Understanding which method is triggered at which point when a metaclass is defined is the most critical part of writing metaclasses. The code below adds a print at the start of each method to make the execution order visible:

class Meta(type):
    @classmethod
    def __prepare__(mcs, cls_name, bases, **kwargs):  # default, staticmethod
        print("Meta.__prepare__")
        return super().__prepare__(cls_name, bases)

    def __new__(mcs, cls_name, bases, namespace, **kwargs):
        print(f"Meta.__new__")
        return super().__new__(mcs, cls_name, bases, namespace)

    def __init__(cls, cls_name, bases, namespace, **kwargs):
        print(f"Meta.__init__")
        super().__init__(cls_name, bases, namespace, **kwargs)

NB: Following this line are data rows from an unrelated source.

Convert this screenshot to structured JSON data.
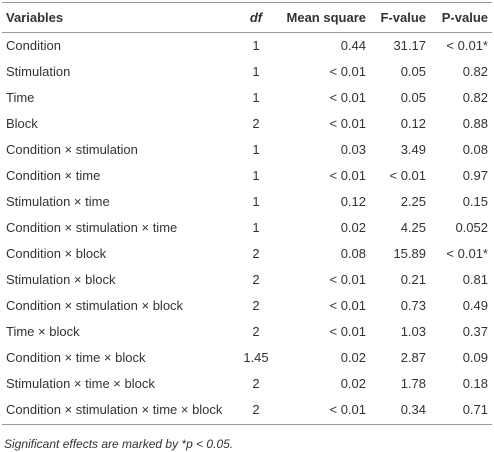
{
  "table": {
    "header": [
      "Variables",
      "df",
      "Mean square",
      "F-value",
      "P-value"
    ],
    "rows": [
      [
        "Condition",
        "1",
        "0.44",
        "31.17",
        "< 0.01*"
      ],
      [
        "Stimulation",
        "1",
        "< 0.01",
        "0.05",
        "0.82"
      ],
      [
        "Time",
        "1",
        "< 0.01",
        "0.05",
        "0.82"
      ],
      [
        "Block",
        "2",
        "< 0.01",
        "0.12",
        "0.88"
      ],
      [
        "Condition × stimulation",
        "1",
        "0.03",
        "3.49",
        "0.08"
      ],
      [
        "Condition × time",
        "1",
        "< 0.01",
        "< 0.01",
        "0.97"
      ],
      [
        "Stimulation × time",
        "1",
        "0.12",
        "2.25",
        "0.15"
      ],
      [
        "Condition × stimulation × time",
        "1",
        "0.02",
        "4.25",
        "0.052"
      ],
      [
        "Condition × block",
        "2",
        "0.08",
        "15.89",
        "< 0.01*"
      ],
      [
        "Stimulation × block",
        "2",
        "< 0.01",
        "0.21",
        "0.81"
      ],
      [
        "Condition × stimulation × block",
        "2",
        "< 0.01",
        "0.73",
        "0.49"
      ],
      [
        "Time × block",
        "2",
        "< 0.01",
        "1.03",
        "0.37"
      ],
      [
        "Condition × time × block",
        "1.45",
        "0.02",
        "2.87",
        "0.09"
      ],
      [
        "Stimulation × time × block",
        "2",
        "0.02",
        "1.78",
        "0.18"
      ],
      [
        "Condition × stimulation × time × block",
        "2",
        "< 0.01",
        "0.34",
        "0.71"
      ]
    ],
    "footnote": "Significant effects are marked by *p < 0.05."
  }
}
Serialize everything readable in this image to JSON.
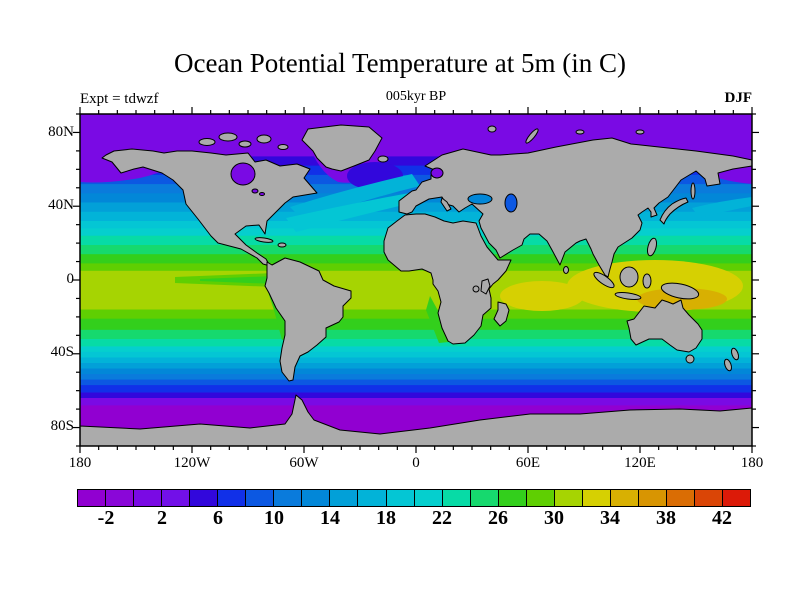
{
  "title": "Ocean Potential Temperature at 5m (in C)",
  "header": {
    "experiment": "Expt = tdwzf",
    "time": "005kyr BP",
    "season": "DJF"
  },
  "axes": {
    "x_ticks": [
      "180",
      "120W",
      "60W",
      "0",
      "60E",
      "120E",
      "180"
    ],
    "y_ticks": [
      "80N",
      "40N",
      "0",
      "40S",
      "80S"
    ],
    "x_range_deg": [
      -180,
      180
    ],
    "y_range_deg": [
      -90,
      90
    ],
    "minor_tick_interval_deg": 10
  },
  "colorbar": {
    "labels": [
      "-2",
      "2",
      "6",
      "10",
      "14",
      "18",
      "22",
      "26",
      "30",
      "34",
      "38",
      "42"
    ],
    "min_value": -4,
    "max_value": 44,
    "interval": 2,
    "units": "C",
    "colors": [
      "#9100D1",
      "#8A07D8",
      "#7A0AE4",
      "#7210E8",
      "#3207DC",
      "#1130E8",
      "#0C58E2",
      "#0A7BDC",
      "#0287D8",
      "#02A0D8",
      "#02B3D8",
      "#04C6D4",
      "#05CFCE",
      "#07DBA6",
      "#16D96E",
      "#33CF1C",
      "#5FCF02",
      "#A6D402",
      "#D6D002",
      "#D8B002",
      "#D89502",
      "#DA6D04",
      "#DA4506",
      "#DC1A08"
    ]
  },
  "chart_data": {
    "type": "heatmap",
    "variable": "Ocean Potential Temperature",
    "depth": "5m",
    "units": "C",
    "season": "DJF",
    "time": "005kyr BP",
    "experiment": "tdwzf",
    "projection": "equirectangular lat-lon world map",
    "land_color": "#ABABAB",
    "coastline_color": "#000000",
    "contour_interval": 2,
    "value_range": [
      -4,
      44
    ],
    "zonal_bands": [
      {
        "lat_from": 90,
        "lat_to": 67,
        "color": "#7A0AE4"
      },
      {
        "lat_from": 67,
        "lat_to": 62,
        "color": "#3207DC"
      },
      {
        "lat_from": 62,
        "lat_to": 57,
        "color": "#1130E8"
      },
      {
        "lat_from": 57,
        "lat_to": 52,
        "color": "#0C58E2"
      },
      {
        "lat_from": 52,
        "lat_to": 47,
        "color": "#0A7BDC"
      },
      {
        "lat_from": 47,
        "lat_to": 42,
        "color": "#0287D8"
      },
      {
        "lat_from": 42,
        "lat_to": 37,
        "color": "#02A0D8"
      },
      {
        "lat_from": 37,
        "lat_to": 32,
        "color": "#02B3D8"
      },
      {
        "lat_from": 32,
        "lat_to": 28,
        "color": "#04C6D4"
      },
      {
        "lat_from": 28,
        "lat_to": 24,
        "color": "#05CFCE"
      },
      {
        "lat_from": 24,
        "lat_to": 19,
        "color": "#07DBA6"
      },
      {
        "lat_from": 19,
        "lat_to": 14,
        "color": "#16D96E"
      },
      {
        "lat_from": 14,
        "lat_to": 9,
        "color": "#33CF1C"
      },
      {
        "lat_from": 9,
        "lat_to": 5,
        "color": "#5FCF02"
      },
      {
        "lat_from": 5,
        "lat_to": -16,
        "color": "#A6D402"
      },
      {
        "lat_from": -16,
        "lat_to": -21,
        "color": "#5FCF02"
      },
      {
        "lat_from": -21,
        "lat_to": -27,
        "color": "#33CF1C"
      },
      {
        "lat_from": -27,
        "lat_to": -32,
        "color": "#16D96E"
      },
      {
        "lat_from": -32,
        "lat_to": -36,
        "color": "#07DBA6"
      },
      {
        "lat_from": -36,
        "lat_to": -39,
        "color": "#05CFCE"
      },
      {
        "lat_from": -39,
        "lat_to": -42,
        "color": "#04C6D4"
      },
      {
        "lat_from": -42,
        "lat_to": -45,
        "color": "#02B3D8"
      },
      {
        "lat_from": -45,
        "lat_to": -48,
        "color": "#02A0D8"
      },
      {
        "lat_from": -48,
        "lat_to": -51,
        "color": "#0287D8"
      },
      {
        "lat_from": -51,
        "lat_to": -54,
        "color": "#0A7BDC"
      },
      {
        "lat_from": -54,
        "lat_to": -57,
        "color": "#0C58E2"
      },
      {
        "lat_from": -57,
        "lat_to": -61,
        "color": "#1130E8"
      },
      {
        "lat_from": -61,
        "lat_to": -64,
        "color": "#3207DC"
      },
      {
        "lat_from": -64,
        "lat_to": -68,
        "color": "#7A0AE4"
      },
      {
        "lat_from": -68,
        "lat_to": -90,
        "color": "#9100D1"
      }
    ],
    "regional_features": [
      {
        "name": "bering-okhotsk-cold-pool",
        "color": "#7A0AE4"
      },
      {
        "name": "labrador-baffin-cold-pool",
        "color": "#7A0AE4"
      },
      {
        "name": "greenland-sea-cold",
        "color": "#3207DC"
      },
      {
        "name": "gulf-stream-warm-tongue",
        "color": "#02B3D8"
      },
      {
        "name": "kuroshio-warm-tongue",
        "color": "#02B3D8"
      },
      {
        "name": "west-pacific-warm-pool",
        "color": "#D6D002"
      },
      {
        "name": "warm-pool-core",
        "color": "#D8B002"
      },
      {
        "name": "indian-ocean-warm-pool",
        "color": "#D6D002"
      },
      {
        "name": "equatorial-pacific-cold-tongue",
        "color": "#33CF1C"
      },
      {
        "name": "peru-upwelling",
        "color": "#33CF1C"
      },
      {
        "name": "benguela-upwelling",
        "color": "#33CF1C"
      }
    ]
  }
}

    def __call__(cls, *args, **kwargs):
        print(f"Meta.__call__")
        return super().__call__(*args, **kwargs)

class Base:
    pass

class Example(Base, metaclass=Meta):  # Order: Meta.__prepare__, Meta.__new__, Meta.__init__
    # def __prepare__(mcs, cls_name, bases):  # it doesn't work, in this way

    def __new__(cls, *args, **kwargs):
        print(f"Example.__new__")
        return super().__new__(cls)

    def __init__(self):
        print(f"Example.__init__")

    def __call__(self, *args, **kwargs):
        print(f"Example.__call__")

base = Example()             # Meta.__call__, Example.__new__, Example.__init__
base()                       # Example.__call__

Execution Order

While the class is being defined (when the class Example(Base, metaclass=Meta): line is read):

Meta.__prepare__   ← namespace dict is prepared
Meta.__new__       ← class object is created
Meta.__init__      ← class object is initialized

While an instance is being created (base = Example()):

Meta.__call__      ← the metaclass's __call__ is triggered (calls super().__call__)
Example.__new__    ← instance object is created
Example.__init__   ← instance object is initialized

While an instance is being called (base()):

Example.__call__   ← the object's own __call__ is triggered because it is callable

Why Is __prepare__ a @classmethod?

__prepare__ is called before the class has been created; therefore it cannot receive a class instance as self. With @classmethod it receives the metaclass itself (mcs). A subtle detail: as noted in the comment, __prepare__ cannot be defined inside the class body — it only works on the metaclass.